# Hard drive and DVD drive on same IDE cable.



## Hoehaver (Jul 21, 2008)

what is the correct way to do this? i have a sata drive which my OS is on. then i only have one ide slot on my mother board. i have a 200 gig hard drive with All my information on it. 
i was just wondering. what is the proper way to hook a hard drive and dvd drive to the same ide cable. which one should be the slave?


----------



## manic (Aug 2, 2005)

It doesnt matter. The cdrom drive will slow the hdd down to its speed
no matter what., which is ata33. Ata33 is probably the wrong term,
but its the only way I can explain it.
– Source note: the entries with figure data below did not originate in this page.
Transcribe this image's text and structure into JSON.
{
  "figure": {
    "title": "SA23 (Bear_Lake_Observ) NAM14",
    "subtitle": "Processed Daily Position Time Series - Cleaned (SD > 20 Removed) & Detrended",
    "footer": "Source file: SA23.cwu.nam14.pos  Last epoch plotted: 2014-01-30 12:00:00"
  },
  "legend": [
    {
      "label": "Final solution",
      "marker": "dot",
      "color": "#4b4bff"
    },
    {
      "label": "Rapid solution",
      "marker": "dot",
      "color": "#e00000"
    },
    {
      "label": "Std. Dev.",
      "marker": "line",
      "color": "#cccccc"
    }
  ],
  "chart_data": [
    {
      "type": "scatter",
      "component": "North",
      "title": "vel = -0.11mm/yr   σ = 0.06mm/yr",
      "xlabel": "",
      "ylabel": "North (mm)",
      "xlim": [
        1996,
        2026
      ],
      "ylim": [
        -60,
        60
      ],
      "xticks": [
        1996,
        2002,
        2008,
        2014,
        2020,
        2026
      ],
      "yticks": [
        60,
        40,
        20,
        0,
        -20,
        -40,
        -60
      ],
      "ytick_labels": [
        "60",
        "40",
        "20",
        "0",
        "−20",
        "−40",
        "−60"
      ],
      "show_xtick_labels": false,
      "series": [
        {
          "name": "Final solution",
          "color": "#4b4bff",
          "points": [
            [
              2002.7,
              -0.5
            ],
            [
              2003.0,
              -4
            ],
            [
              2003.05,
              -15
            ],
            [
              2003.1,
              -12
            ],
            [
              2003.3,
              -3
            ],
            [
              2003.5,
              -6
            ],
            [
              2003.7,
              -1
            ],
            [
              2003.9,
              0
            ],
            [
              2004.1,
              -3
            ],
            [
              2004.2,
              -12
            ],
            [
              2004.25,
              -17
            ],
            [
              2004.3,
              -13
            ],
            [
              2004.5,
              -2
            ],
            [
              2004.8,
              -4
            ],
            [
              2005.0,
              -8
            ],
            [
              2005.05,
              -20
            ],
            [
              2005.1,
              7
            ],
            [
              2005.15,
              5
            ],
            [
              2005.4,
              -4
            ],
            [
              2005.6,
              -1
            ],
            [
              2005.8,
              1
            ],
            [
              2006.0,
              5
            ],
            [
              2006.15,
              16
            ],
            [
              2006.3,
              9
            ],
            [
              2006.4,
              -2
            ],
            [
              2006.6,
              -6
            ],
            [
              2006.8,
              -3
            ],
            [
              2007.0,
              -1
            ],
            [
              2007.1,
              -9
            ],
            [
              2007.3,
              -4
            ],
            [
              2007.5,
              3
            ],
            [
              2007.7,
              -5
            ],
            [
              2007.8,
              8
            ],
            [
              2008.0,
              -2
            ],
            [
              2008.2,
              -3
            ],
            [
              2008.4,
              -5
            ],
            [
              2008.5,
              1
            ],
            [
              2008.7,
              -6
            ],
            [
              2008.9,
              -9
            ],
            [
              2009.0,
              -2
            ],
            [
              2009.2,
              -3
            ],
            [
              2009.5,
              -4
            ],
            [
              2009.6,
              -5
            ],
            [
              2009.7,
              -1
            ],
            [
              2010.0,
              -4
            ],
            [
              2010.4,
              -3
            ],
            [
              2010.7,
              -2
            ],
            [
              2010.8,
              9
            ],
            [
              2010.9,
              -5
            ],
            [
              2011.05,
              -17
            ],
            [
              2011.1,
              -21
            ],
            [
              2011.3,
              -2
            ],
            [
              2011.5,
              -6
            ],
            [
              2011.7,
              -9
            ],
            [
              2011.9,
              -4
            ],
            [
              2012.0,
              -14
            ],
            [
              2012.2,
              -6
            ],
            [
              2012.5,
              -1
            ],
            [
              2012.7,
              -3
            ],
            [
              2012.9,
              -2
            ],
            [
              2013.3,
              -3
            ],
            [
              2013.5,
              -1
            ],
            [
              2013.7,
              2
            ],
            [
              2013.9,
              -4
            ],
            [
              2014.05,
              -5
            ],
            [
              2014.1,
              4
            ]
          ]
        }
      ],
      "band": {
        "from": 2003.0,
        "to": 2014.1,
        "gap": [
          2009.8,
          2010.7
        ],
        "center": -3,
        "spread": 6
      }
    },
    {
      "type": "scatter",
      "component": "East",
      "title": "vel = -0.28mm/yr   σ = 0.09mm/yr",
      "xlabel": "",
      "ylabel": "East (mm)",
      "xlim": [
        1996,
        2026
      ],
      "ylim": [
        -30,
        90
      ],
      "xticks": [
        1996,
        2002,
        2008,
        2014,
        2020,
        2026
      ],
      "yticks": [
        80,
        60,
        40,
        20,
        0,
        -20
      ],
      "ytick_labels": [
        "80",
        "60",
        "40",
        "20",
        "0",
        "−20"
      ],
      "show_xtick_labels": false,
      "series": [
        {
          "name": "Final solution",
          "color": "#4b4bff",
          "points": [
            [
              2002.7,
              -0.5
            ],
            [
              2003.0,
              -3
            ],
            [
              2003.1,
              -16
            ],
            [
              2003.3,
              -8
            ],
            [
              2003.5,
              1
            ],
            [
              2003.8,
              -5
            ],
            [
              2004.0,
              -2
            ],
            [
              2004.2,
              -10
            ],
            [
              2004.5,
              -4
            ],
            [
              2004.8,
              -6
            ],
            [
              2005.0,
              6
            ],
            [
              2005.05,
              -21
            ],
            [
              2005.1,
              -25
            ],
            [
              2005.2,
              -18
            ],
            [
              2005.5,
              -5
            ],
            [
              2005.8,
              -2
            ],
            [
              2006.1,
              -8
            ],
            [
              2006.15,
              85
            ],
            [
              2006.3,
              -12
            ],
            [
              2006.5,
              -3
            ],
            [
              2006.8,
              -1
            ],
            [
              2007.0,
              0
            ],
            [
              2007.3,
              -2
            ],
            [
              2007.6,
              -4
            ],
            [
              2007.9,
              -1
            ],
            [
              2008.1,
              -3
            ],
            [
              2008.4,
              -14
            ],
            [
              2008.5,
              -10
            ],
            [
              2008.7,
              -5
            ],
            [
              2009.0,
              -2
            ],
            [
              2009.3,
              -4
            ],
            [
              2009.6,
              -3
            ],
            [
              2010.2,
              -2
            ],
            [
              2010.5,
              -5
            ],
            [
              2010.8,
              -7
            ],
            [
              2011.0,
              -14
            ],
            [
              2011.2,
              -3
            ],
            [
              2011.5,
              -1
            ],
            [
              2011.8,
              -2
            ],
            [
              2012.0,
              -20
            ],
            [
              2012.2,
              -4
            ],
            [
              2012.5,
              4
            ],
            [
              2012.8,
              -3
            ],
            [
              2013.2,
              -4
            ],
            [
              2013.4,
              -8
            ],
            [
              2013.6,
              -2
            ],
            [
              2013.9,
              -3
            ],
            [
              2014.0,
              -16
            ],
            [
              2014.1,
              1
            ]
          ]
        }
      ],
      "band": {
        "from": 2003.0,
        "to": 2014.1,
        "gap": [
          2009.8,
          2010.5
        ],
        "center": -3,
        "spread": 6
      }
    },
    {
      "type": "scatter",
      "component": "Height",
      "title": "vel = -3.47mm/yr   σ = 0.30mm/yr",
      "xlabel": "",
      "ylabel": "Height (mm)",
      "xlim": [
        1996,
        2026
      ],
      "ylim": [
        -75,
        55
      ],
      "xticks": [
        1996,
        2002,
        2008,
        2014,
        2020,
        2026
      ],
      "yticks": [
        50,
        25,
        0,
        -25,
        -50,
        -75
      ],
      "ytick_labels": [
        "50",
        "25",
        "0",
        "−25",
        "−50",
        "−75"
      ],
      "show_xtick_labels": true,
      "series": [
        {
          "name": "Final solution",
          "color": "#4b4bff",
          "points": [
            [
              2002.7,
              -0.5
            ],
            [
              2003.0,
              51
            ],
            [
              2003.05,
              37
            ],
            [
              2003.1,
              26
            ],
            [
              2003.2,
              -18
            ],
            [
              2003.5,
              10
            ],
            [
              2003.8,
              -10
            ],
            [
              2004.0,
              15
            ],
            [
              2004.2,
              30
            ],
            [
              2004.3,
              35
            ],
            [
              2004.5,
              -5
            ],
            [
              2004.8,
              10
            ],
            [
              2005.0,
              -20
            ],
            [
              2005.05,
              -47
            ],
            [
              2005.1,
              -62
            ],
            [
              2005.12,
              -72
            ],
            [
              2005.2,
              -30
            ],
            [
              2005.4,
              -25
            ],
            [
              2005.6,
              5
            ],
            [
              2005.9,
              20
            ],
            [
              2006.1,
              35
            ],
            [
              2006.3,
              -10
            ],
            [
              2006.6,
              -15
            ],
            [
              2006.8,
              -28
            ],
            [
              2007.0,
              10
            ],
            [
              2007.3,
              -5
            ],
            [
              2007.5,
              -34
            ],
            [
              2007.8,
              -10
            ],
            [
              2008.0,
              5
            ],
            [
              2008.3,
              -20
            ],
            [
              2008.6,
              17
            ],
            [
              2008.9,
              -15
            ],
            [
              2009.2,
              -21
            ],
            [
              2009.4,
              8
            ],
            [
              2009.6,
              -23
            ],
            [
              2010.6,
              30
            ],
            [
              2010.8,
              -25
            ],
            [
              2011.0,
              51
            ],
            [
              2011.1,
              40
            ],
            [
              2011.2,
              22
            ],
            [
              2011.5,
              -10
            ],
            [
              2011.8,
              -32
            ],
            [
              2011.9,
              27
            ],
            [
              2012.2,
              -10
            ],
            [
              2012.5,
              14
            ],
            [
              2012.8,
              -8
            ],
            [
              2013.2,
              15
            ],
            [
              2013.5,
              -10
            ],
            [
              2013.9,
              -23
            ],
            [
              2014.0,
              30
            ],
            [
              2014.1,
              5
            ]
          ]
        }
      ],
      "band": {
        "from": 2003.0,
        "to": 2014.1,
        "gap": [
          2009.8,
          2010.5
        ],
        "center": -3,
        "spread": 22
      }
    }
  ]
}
The fastest thing on a ide chain
can only go as fast as the slowest one, if that makes any sense to 
you. With sata being the way of the future for drives this problem 
occurs more often than not. That combo will be ok for storage, but
dont expect great speed outta that hdd. If you want the speed back
get a sata cd/dvd drive and put the hdd by itself on the cable.


----------



## Houndog777 (May 17, 2007)

Hi, have you thought of an IDE to SATA adapter? Saves you having a hard drive and optical drive on the one cable.
Here's an example.....
http://www.amazon.co.uk/IDE-SATA-Bi-Directional-Adapter/dp/B000YSMBSW


----------



## manic (Aug 2, 2005)

Do those things actually work? I tried one once, no joy at all.
Maybe I got a bad one, Ive been turned off by them since.


----------



## Houndog777 (May 17, 2007)

Hi, I've only tried the one and it worked.
Saying that, I would'nt want one on my own system. I'd rather invest in a SATA DVD Drive.


----------